Esta es la traducción del relato anónimo que encontré en el motel de Mojave. Este es el meollo de la historia de J. A. Harrington, pero creo que su aventura quedaría incompleta si no se recordara que el asunto se inició algunos meses antes, cuando los abogados de Morales lograron que el Tribunal de California detuviera la ejecución de su cliente. Admitiendo que la combinación de las tres inyecciones letales vigentes y la forma mecánica de administrarse producían un gran sufrimiento en los reos de muerte, el Tribunal dio la razón a los abogados de Morales y ordenó que las inyecciones le fueran suministradas por personas especializadas.
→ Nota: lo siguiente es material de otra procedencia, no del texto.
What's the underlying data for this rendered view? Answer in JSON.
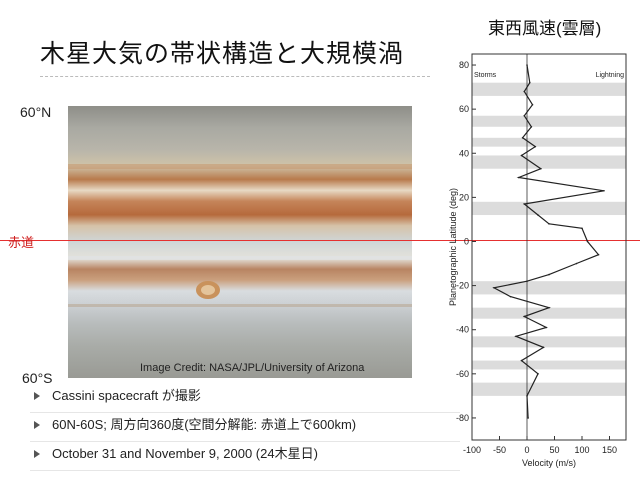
{
  "slide": {
    "title": "木星大気の帯状構造と大規模渦",
    "lat_north": "60°N",
    "lat_south": "60°S",
    "equator_label": "赤道",
    "image_credit": "Image Credit: NASA/JPL/University of Arizona",
    "bullets": [
      "Cassini spacecraft が撮影",
      "60N-60S; 周方向360度(空間分解能: 赤道上で600km)",
      "October 31 and November 9, 2000 (24木星日)"
    ]
  },
  "chart_data": {
    "type": "line",
    "title": "東西風速(雲層)",
    "xlabel": "Velocity (m/s)",
    "ylabel": "Planetographic Latitude (deg)",
    "xlim": [
      -100,
      180
    ],
    "ylim": [
      -90,
      85
    ],
    "xticks": [
      -100,
      -50,
      0,
      50,
      100,
      150
    ],
    "yticks": [
      80,
      60,
      40,
      20,
      0,
      -20,
      -40,
      -60,
      -80
    ],
    "legend_left": "Storms",
    "legend_right": "Lightning",
    "series": [
      {
        "x": [
          0,
          5,
          -5,
          10,
          -5,
          8,
          -8,
          15,
          -10,
          25,
          -15,
          140,
          -5,
          20,
          40,
          100,
          110,
          130,
          90,
          40,
          0,
          -60,
          -30,
          40,
          -5,
          35,
          -20,
          30,
          -10,
          20,
          0,
          2
        ],
        "y": [
          80,
          72,
          68,
          62,
          57,
          52,
          47,
          43,
          39,
          33,
          29,
          23,
          17,
          12,
          8,
          6,
          0,
          -6,
          -10,
          -15,
          -18,
          -21,
          -25,
          -30,
          -34,
          -39,
          -43,
          -48,
          -54,
          -60,
          -70,
          -80
        ]
      }
    ]
  }
}
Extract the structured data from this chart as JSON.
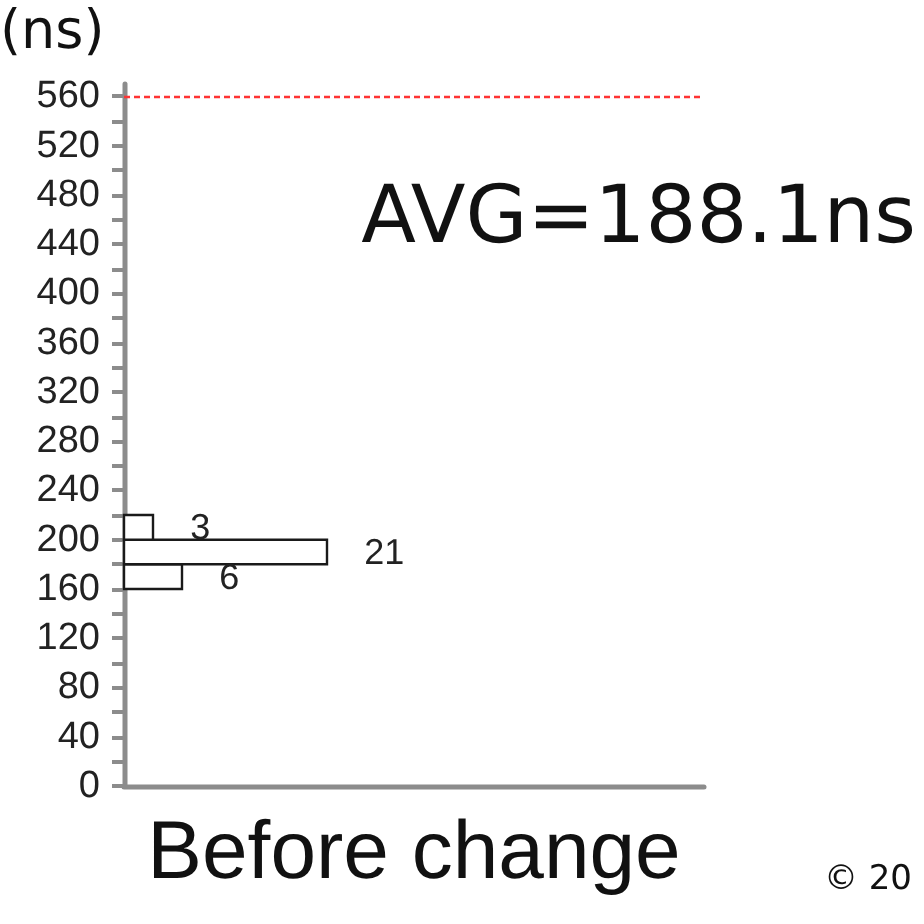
{
  "chart_data": {
    "type": "bar",
    "orientation": "horizontal",
    "x": [
      170,
      190,
      210
    ],
    "values": [
      6,
      21,
      3
    ],
    "color": "#ffffff",
    "data_labels": true,
    "xlabel": "Before change",
    "ylabel": "(ns)",
    "ylim": [
      0,
      570
    ],
    "yticks": [
      0,
      {
        "value": 20,
        "label": null
      },
      40,
      {
        "value": 60,
        "label": null
      },
      80,
      {
        "value": 100,
        "label": null
      },
      120,
      {
        "value": 140,
        "label": null
      },
      160,
      {
        "value": 180,
        "label": null
      },
      200,
      {
        "value": 220,
        "label": null
      },
      240,
      {
        "value": 260,
        "label": null
      },
      280,
      {
        "value": 300,
        "label": null
      },
      320,
      {
        "value": 340,
        "label": null
      },
      360,
      {
        "value": 380,
        "label": null
      },
      400,
      {
        "value": 420,
        "label": null
      },
      440,
      {
        "value": 460,
        "label": null
      },
      480,
      {
        "value": 500,
        "label": null
      },
      520,
      {
        "value": 540,
        "label": null
      },
      560
    ],
    "tick_labels": "y",
    "grid": false,
    "ref_lines": [
      {
        "axis": "y",
        "value": 560,
        "color": "#ff3333",
        "line_style": "dashed"
      }
    ],
    "annotations": [
      "AVG=188.1ns",
      "© 20"
    ]
  }
}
Así se determinó, pero al no encontrar médicos o enfermeros que estuvieran dispuestos a participar en la ejecución de la pena de muerte, esta se detuvo. A los pocos meses, este caso, junto a otros, fue llevado al Tribunal Supremo, que ordenó que se paralizaran las ejecuciones por inyecciones letales y que se buscara una solución al problema del sufrimiento que estas producían. Aconsejado por diversos comités de abogados, médicos, científicos y responsables de diferentes prisiones del país, finalmente el Tribunal Supremo resolvió suprimir las tres inyecciones por una de un poderoso barbitúrico que administraría, presencialmente, un miembro de la guardia de la prisión previamente adiestrado. Al igual que otros trabajadores de diferentes prisiones a los que se les ofreció la oportunidad de convertirse en verdugos, J. A. Harrington la aceptó. Tras un aprendizaje arduo y minucioso, venía realizando su trabajo con exquisita profesionalidad hasta que empezó a sufrir varias crisis de ansiedad y, aconsejada por un psicólogo, demandó a la prisión. Harrington denunció a sus jefes por considerar que ellos habían sido los verdaderos culpables del asesinato de la mascota; ya que, en su opinión, fue la presión que había recibido durante el adiestramiento la verdadera causa de la muerte del hámster. La madre exigía una compensación económica que paliara esta irreparable pérdida, así como una declaración pública que atenuara la desestima con la que venían tratándola sus hijas desde que supieron que había sido ella quien había matado al animal. La resolución del caso no fue ni breve ni fácil, pero gracias a la gran repercusión social que tuvo la noticia, la demanda triunfó.